Sur le site d’une ancienne centrale énergétique, la régénération du quartier comprend des espaces de travail pour 700 personnes, deux restaurants, un centre d’événements et de congrès, une école de design, un musée d’entreprise, l’exposition des vestiges d’une ancienne basilique romane retrouvée lors de fouilles , une salle de sport et un centre de loisirs, et un jardin public avec une fontaine.
Parmi les plus récents, le Campus Lavazza à Turin est un bon exemple de la façon dont la collaboration entre une ville, un client et un architecte est capable de produire une «régénération urbaine» où la conception de l’espace ouvert rassemble différentes fonctions, déclenchant de nouvelles activités sociales et en même temps devenir une toile de fond aimée de la vie quotidienne tant pour les employés de Lavazza que pour le quartier au sens large.

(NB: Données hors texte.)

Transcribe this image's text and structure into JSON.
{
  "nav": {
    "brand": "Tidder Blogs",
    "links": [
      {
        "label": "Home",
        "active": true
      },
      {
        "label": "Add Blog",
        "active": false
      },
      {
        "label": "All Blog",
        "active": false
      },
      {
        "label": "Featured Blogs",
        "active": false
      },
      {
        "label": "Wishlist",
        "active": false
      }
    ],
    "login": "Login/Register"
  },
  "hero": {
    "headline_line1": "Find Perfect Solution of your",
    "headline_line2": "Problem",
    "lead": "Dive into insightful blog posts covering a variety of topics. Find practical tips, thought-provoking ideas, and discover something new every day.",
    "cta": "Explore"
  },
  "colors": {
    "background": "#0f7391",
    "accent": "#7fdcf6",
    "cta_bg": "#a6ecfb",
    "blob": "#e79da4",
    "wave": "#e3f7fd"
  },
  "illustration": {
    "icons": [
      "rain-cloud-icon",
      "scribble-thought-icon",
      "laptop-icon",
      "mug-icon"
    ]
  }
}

Quel aspect de votre travail reflète les valeurs de votre pays d’appartenance ?
Italie…
L’étonnant héritage architectural et culturel de l’Italie et de l’Europe en général risque de les enfermer dans une bulle nostalgique et de les empêcher de faire face aux périls et aux défis de la mondialisation.
En même temps, je pense que l’histoire de la culture du design italien a toujours été marquée par une complexité et une capacité d’interprétation données par la structure en couches du territoire sur lequel elle opérait, une qualité que j’ai essayé de lire dans mon pavillon italien 2014 à la Biennale de Venise 2014 que j’ai appelée « Innesti / Grafting ».
Découvrez le projet “Innesti/Grafting”; Pavillon italien de Cino Zucchi
Qu’est-ce qui vous inspire toujours ?
Je suis toujours inspiré par la diversité et l’étrangeté de la culture humaine.
Quel est votre endroit favori au monde ?
Venise et New York. Deux paysages collectifs, presque délirants, construits non pas par des moines mais par des marchands.
À quel projet de design ou d’architecture auriez-vous aimé penser vous-même ?
Palazzo Massimo alle Colonne à Rome par Baldassarre Peruzzi.
Si vous pouviez recevoir à diner trois personnes, passées ou vivantes, qui seraient-elles et que serviriez-vous bien à manger ?
Paul Valéry, Isabelle Huppert et Karl Kraus.
Je servirais les langues de Lark à Aspic (King Crimson) et Savoy Truffle (les Beatles).
Cliquez sur les noms pour découvrir une biographie ou écouter une playlist
Paul Valéry – Photo : Henri Manuel |
Isabelle Huppert – photo : Georges Biard |
Karl Kraus |
Quel est votre mantra ?
« Échouer, échouer encore, échouer mieux. » – Samuel Beckett
Quel est votre rêve ? … Voyez GRAND !
Mon plus grand rêve est une longue sieste sans rêve sur mon canapé un dimanche après-midi… une sieste où je n’ai pas à rattraper les travaux inachevés comme je le fais la plupart des week-ends !
Entrepôt automatisé Pedrali, Mornico al Serio, Italie, 2017. Crédit photo: Cino Zucchi.
La peau d’un grand entrepôt automatisé devient une «sculpture environnementale» en forte relation avec le paysage agricole environnant.
Siège de Salewa, Bozen, Italie, 2010. Crédit photo: Cino Zucchi.
Le siège d’une entreprise de vêtements techniques pour grimpeurs accueille les bureaux, l’entrepôt principal, une salle d’escalade, un magasin d’usine, une cafétéria et un espace événementiel. Ses volumes extérieurs deviennent un repère de l’autoroute et se rapportent à la chaîne de montagnes entourant Bozen.
Siège de Salewa, Bozen, Italie, 2010. Crédit photo: Cino Zucchi.
Le siège d’une entreprise de vêtements techniques pour grimpeurs accueille les bureaux, l’entrepôt principal, une salle d’escalade, un magasin d’usine, une cafétéria et un espace événementiel. Ses volumes extérieurs deviennent un repère de l’autoroute et se rapportent à la chaîne de montagnes entourant Bozen.
Immeuble d’habitation La Corte Verde, Milan, Italie, 2014. Crédit photo: Cino Zucchi.
Un immeuble résidentiel double face dans le nouveau quartier de Porta Nuova.